使用加载的 TensorFlow 模型对输入进行分类：
```
// Passes the data to TensorFlow for scoring
.Append(tensorFlowModel.ScoreTensorFlowModel("Prediction/Softmax", "Features"))
```
TensorFlow 模型输出称为 Prediction/Softmax。请注意，名称 Prediction/Softmax 由 TensorFlow 模型确定。

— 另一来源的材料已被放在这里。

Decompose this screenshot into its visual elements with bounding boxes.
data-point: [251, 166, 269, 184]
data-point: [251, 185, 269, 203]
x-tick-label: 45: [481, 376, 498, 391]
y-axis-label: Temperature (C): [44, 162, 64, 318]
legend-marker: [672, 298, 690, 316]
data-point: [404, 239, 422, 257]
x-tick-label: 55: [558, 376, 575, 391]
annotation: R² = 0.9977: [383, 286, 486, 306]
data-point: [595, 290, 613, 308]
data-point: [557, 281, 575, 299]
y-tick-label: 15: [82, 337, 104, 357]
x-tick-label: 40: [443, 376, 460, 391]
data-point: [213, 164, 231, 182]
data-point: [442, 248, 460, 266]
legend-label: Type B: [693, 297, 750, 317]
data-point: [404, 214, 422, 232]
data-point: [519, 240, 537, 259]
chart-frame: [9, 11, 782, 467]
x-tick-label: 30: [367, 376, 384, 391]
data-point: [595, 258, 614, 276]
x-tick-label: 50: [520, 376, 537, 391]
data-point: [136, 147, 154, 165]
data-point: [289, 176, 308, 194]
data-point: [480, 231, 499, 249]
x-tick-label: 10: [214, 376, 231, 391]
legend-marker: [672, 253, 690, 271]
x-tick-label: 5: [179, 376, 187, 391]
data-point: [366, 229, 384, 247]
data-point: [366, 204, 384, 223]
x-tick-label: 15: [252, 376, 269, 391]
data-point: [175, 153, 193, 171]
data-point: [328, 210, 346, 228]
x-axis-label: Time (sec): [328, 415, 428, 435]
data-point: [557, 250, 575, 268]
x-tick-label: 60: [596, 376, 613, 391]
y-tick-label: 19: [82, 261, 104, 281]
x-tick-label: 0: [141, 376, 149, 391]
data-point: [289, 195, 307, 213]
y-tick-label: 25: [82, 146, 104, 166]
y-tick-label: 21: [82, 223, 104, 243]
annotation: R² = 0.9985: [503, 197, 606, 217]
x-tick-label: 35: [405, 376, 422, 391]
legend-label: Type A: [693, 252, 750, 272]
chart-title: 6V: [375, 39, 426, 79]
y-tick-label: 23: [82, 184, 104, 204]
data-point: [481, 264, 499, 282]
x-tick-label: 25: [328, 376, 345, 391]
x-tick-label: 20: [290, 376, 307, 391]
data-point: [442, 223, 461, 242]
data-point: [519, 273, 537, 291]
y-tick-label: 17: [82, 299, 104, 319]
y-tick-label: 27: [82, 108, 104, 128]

无法更改此名称。
为输出预测创建新列：
```
// Retrieves the 'Prediction' from TensorFlow and copies to a column
.Append(mlContext.Transforms.CopyColumns("Prediction", "Prediction/Softmax"));
```
需要将 Prediction/Softmax 列复制到一个新列中，该新列的名称可用作 C# 类的属性：Prediction。 C# 属性名称中不允许 / 字符。

从管道创建 ML.NET 模型

添加代码以从管道创建模型：
```
// Create an executable model from the estimator pipeline
IDataView dataView = mlContext.Data.LoadFromEnumerable(new List<MovieReview>());
ITransformer model = pipeline.Fit(dataView);
```
通过调用 Fit 方法，从管道中的估算器链创建 ML.NET 模型。在这种情况下，你无法拟合任何数据来创建模型，因为 TensorFlow 模型以前已经训练过。提供空数据视图对象以满足 Fit 方法的要求。

使用模型进行预测

在 MovieReview 类上方添加 PredictSentiment 方法：

void PredictSentiment(MLContext mlContext, ITransformer model)
{

}

添加以下代码以创建 PredictionEngine 作为 PredictSentiment() 方法中的第一行：
```
var engine = mlContext.Model.CreatePredictionEngine<MovieReview, MovieReviewSentimentPrediction>(model);
```
PredictionEngine 是一种方便的 API，可用于对单个数据实例执行预测。 PredictionEngine 不是线程安全的。可以在单线程或原型环境中使用。为了提高生产环境中的性能和线程安全性，请使用 PredictionEnginePool 服务，该服务可创建 PredictionEngine 对象的 ObjectPool，以便在应用程序中使用。请参阅本指南，了解如何在 ASP.NET Core Web API中使用。

注意

PredictionEnginePool 服务扩展目前为预览版。
通过创建 MovieReview实例，添加注释以在 Predict() 方法中测试定型模型的预测：
```
var review = new MovieReview()
{
    ReviewText = "this film is really good"
};
```
通过在 PredictSentiment() 方法中添加下一行代码，将测试注释数据传递给 Prediction Engine：
```
var sentimentPrediction = engine.Predict(review);
```
Predict（）函数对单行数据进行预测：

财产值类型

预测 [0.5459937, 0.454006255] float[]

财产	值	类型
预测	[0.5459937, 0.454006255]	float[]

使用以下代码显示情绪预测：

Console.WriteLine($"Number of classes: {sentimentPrediction.Prediction?.Length}");
Console.WriteLine($"Is sentiment/review positive? {(sentimentPrediction.Prediction?[1] > 0.5 ? "Yes." : "No.")}");

在调用 Fit() 方法后添加对 PredictSentiment 的调用：
```
PredictSentiment(mlContext, model);
```

结果

生成并运行应用程序。

结果应如下所示。在处理过程中，将显示消息。你可能会看到警告或处理消息。为了清楚起见，这些消息已从以下结果中删除。

Number of classes: 2
Is sentiment/review positive ? Yes

祝贺！现在，你已通过在 ML.NET 中重用预先训练的 TensorFlow 模型，成功构建了一个机器学习模型，用于对消息情绪进行分类和预测。